In 1994 this name was declared by the state government upon amalgamation of the Brunswick and Coburg councils, despite alerts to its racist links. The ‘Moreland’ name is now known to be insensitive and disrespectful, and its retention is untenable. This provides a timely opportunity for the City, community and stakeholders to demonstrate and celebrate respect and recognition, through selecting a new name that embodies awareness, acknowledgement and healing.
• 'Moreland' was a brutal slave plantation (up to 700 at any time, more than half female) in Jamaica • Name was introduced by Farquar Macrae one of the 29 men who took private ownership of almost all of present-day Council area in less than 2 years • This could be seen as a 'silent' massacre: rapid displacement from a huge area of homelands • Recorded at the time as causing “malnutrition” and “begging for food”, “in the absence of traditional food” leading to starvation. • We are looking at the name of the principal civic body - our local municipal Council - given this name in 1994 without consultation. • Having a Council named after a slave plantation, connected as it is with local dispossession is the question. • Retaining this would compound the ignorance that chose it in 1994. • It is hurtful and painful, not just to Indigenous people, but also an insult to its diverse and cohesive community of 200,000 citizens.

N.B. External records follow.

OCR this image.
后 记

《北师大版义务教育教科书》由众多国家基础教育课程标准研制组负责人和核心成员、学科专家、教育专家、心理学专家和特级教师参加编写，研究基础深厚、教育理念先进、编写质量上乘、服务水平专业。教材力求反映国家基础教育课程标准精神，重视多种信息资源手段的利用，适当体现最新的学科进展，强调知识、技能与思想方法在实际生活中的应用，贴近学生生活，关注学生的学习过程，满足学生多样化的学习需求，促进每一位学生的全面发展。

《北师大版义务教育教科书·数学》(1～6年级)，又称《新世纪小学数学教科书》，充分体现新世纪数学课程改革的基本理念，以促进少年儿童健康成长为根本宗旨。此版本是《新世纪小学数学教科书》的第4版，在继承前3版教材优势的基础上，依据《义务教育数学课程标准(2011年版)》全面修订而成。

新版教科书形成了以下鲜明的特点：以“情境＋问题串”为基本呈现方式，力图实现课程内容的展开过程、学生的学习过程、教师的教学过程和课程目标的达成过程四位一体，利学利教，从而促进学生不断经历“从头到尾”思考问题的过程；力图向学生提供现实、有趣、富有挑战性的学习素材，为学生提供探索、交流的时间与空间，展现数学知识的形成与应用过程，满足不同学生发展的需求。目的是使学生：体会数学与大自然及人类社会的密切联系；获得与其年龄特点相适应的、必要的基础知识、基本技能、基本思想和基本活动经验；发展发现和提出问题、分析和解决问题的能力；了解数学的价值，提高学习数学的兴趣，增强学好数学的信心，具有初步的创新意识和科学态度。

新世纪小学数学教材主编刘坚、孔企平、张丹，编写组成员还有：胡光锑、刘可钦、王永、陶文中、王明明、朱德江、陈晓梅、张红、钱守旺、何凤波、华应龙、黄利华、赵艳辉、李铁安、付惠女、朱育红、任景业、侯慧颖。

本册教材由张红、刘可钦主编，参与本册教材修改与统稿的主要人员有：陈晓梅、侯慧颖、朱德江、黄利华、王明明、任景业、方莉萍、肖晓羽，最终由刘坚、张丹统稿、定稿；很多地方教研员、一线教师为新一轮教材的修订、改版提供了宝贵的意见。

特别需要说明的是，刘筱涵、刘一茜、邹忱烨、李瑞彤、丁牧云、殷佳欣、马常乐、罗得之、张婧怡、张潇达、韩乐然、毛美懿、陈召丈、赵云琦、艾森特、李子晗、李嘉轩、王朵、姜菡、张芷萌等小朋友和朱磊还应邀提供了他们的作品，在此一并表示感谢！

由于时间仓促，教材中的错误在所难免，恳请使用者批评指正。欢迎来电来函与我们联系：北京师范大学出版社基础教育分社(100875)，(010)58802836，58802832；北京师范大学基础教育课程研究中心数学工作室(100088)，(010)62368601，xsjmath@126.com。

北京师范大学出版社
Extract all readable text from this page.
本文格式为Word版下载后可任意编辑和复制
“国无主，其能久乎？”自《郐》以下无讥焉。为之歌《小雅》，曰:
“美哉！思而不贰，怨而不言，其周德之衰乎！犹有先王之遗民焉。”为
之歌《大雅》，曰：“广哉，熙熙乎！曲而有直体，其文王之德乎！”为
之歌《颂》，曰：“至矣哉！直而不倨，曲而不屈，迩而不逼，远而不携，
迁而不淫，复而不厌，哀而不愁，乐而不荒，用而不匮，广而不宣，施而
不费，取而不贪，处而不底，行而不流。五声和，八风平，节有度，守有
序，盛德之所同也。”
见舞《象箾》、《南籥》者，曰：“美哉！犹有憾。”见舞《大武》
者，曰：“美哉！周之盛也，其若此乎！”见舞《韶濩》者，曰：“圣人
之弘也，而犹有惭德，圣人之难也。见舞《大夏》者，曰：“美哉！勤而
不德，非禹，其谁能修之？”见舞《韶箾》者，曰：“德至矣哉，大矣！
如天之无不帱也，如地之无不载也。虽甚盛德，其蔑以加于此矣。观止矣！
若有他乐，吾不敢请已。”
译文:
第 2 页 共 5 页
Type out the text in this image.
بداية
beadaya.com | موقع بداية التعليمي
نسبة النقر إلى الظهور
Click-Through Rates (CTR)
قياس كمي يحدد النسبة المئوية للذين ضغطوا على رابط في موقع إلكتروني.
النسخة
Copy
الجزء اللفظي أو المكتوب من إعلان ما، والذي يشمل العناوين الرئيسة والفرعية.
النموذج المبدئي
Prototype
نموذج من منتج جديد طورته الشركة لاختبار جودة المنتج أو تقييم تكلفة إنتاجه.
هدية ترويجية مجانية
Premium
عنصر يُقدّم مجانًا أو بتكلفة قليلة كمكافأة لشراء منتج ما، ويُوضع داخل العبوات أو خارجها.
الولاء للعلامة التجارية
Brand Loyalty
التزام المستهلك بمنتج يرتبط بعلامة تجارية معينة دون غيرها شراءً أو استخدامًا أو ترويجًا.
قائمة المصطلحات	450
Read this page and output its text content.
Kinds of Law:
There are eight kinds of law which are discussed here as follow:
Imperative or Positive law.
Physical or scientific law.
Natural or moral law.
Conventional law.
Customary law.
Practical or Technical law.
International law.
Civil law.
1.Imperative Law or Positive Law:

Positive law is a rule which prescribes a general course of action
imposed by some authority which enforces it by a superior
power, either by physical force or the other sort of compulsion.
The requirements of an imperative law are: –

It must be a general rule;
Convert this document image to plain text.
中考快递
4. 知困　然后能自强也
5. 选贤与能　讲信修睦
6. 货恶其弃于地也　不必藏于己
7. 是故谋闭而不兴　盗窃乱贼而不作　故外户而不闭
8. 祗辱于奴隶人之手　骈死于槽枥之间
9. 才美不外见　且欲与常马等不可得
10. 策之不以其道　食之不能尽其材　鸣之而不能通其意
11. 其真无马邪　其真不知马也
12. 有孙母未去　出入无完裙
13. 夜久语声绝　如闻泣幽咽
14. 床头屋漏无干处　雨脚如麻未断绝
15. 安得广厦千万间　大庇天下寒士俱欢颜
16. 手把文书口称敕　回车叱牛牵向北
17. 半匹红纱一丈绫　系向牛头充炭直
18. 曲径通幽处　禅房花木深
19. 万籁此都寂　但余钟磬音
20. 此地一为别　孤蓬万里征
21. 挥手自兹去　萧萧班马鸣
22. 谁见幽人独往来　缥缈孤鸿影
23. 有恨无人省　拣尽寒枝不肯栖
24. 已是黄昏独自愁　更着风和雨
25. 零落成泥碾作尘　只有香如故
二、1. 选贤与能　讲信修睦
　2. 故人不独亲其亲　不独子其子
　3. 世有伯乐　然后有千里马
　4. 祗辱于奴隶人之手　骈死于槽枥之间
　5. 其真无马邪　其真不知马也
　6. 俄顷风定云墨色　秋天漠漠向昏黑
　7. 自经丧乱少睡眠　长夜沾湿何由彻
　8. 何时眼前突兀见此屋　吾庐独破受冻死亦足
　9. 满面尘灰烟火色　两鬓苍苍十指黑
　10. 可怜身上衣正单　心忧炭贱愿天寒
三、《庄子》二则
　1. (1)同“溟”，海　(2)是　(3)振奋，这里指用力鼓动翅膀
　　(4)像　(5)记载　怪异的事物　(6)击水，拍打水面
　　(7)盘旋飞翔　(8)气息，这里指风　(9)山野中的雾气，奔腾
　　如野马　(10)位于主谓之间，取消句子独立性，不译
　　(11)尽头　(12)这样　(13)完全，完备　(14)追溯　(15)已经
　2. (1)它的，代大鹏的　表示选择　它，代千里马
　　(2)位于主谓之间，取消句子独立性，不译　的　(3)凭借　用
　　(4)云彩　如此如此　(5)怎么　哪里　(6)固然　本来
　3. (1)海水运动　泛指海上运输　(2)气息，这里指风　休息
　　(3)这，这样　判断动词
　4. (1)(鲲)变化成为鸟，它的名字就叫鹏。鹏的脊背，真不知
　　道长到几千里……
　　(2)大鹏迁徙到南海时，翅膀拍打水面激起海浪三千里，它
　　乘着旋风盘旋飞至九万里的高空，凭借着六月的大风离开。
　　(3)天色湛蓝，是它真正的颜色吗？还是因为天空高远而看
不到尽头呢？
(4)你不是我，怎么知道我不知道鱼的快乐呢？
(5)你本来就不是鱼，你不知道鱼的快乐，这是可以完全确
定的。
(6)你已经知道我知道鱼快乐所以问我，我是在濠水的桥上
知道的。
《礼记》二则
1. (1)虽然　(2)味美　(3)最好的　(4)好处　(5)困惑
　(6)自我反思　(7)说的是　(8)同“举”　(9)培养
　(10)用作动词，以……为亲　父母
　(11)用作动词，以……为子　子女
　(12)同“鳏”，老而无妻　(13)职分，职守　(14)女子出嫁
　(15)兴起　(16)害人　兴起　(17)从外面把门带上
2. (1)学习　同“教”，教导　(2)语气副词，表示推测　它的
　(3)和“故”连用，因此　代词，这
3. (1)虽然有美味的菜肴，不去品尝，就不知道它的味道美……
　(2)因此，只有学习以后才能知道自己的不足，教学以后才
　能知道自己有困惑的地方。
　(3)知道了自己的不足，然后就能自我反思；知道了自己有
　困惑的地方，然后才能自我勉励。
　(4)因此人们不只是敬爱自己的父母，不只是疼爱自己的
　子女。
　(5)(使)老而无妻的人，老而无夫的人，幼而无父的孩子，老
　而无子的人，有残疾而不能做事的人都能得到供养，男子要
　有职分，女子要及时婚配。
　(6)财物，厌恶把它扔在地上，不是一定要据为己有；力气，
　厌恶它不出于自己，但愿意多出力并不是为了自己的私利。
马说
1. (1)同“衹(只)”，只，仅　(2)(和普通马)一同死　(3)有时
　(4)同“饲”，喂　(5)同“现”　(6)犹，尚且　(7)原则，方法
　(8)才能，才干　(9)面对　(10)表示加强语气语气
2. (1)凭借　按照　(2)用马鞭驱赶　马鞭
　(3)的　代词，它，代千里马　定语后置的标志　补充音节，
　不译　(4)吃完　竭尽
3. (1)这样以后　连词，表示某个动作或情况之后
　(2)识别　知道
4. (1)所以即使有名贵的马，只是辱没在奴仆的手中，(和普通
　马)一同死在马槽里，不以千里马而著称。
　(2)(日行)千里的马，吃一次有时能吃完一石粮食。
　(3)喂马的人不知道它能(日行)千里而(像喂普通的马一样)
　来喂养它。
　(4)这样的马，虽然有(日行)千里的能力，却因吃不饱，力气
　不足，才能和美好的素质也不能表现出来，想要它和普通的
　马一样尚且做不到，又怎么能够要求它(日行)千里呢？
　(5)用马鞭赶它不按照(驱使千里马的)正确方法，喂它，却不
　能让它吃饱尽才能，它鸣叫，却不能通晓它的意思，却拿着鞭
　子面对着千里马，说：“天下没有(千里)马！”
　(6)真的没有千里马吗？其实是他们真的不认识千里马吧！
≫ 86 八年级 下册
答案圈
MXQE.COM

Letter of Request to Council There are some uncomfortable facts ingrained in the City of Moreland’s current identity. Recognising Council’s strong support for respect and reconciliation, we wish to assist the City to use addressing this regrettable inheritance as an opportunity to enhance awareness, acknowledgement and healing. The name ‘Moreland’ contains disrespectful insensitivity through direct association with both slavery and dispossession. It was introduced locally in 1839 by speculator Farquhar McCrae who participated in the catastrophic early land privatisation that swept the Indigenous occupants of millennia from most of the present municipal area in less than two years. McCrae then named this tract ‘Moreland’ to commemorate the large Jamaican slave plantation that his family had helped operate. In June 1994 the state government amalgamated the former Cities of Coburg and Brunswick to form a new municipality under appointed commissioners. The name ‘Moreland’ was decreed for the new entity, despite its racist associations being raised at the time. The municipal area then expanded in December 1994. Robust evidence now readily available clearly confirms the details and magnitude of these connections with brutal enslavement globally and mass dispossession locally. Retention of this name for the principal civic body for a diverse community of 200,000 citizens is untenable. The undersigned, representing the traditional owners of the land - the Wurundjeri Woi-wurrung people, and citizens of the municipality, offer support and encouragement to Council to utilise re-naming of the Council as an opportunity to complement the current spirit of truth-telling and reconciliation, embracing this change as a timely platform for awareness-raising, acknowledgement and healing. No changes to established place names or features are being proposed, solely the name used to identify our municipal Council. An alternative name is not being suggested, enabling its selection to be part of a respectful process devised in partnership with all stakeholders.
We request Council to make the following commitments at its next meeting: • Partner with stakeholders in a respectful process to select a suitable new name during 2022*. • Initiate and implement actions that acknowledge the impacts and consequences of dispossession, encourage respectful understanding through truth-telling, redress injustice, and heal racist hurt. Yours sincerely, Andrew Gardiner, Deputy Chair, Wurundjeri Woi-wurrung Cultural Heritage Aboriginal Corporation Julieanne Axford, Board member, WWCHAC Gail Smith, Naming Researcher, WWCHAC Tony Garvey, Cultural Values Representative, WWCHAC Dr. Klara Hansen, Acting Manager Research Unit, WWCHAC Rev. Alistair Macrae, Past National President, Uniting Church in Australia; former Moderator, Uniting Church Vic. & Tas. Phil Cleary, Former MHR for Wills, 1992-96 Jo Connellan, Former Councillor 2004-12 Rod Duncan, research coordinator Beci Orpin, Freelance designer, illustrator and maker Rafael Rashid, Brunswick entrepreneur, founder Beatbox Kitchen Other citizens are also being invited to add their names to this letter of request. * The Wurundjeri Woi-wurrung Cultural Heritage Aboriginal Corporation has indicated its expertise and capacity to advise Council in designing a process for identifying options for a suitable name that reflect local Indigenous place names and language.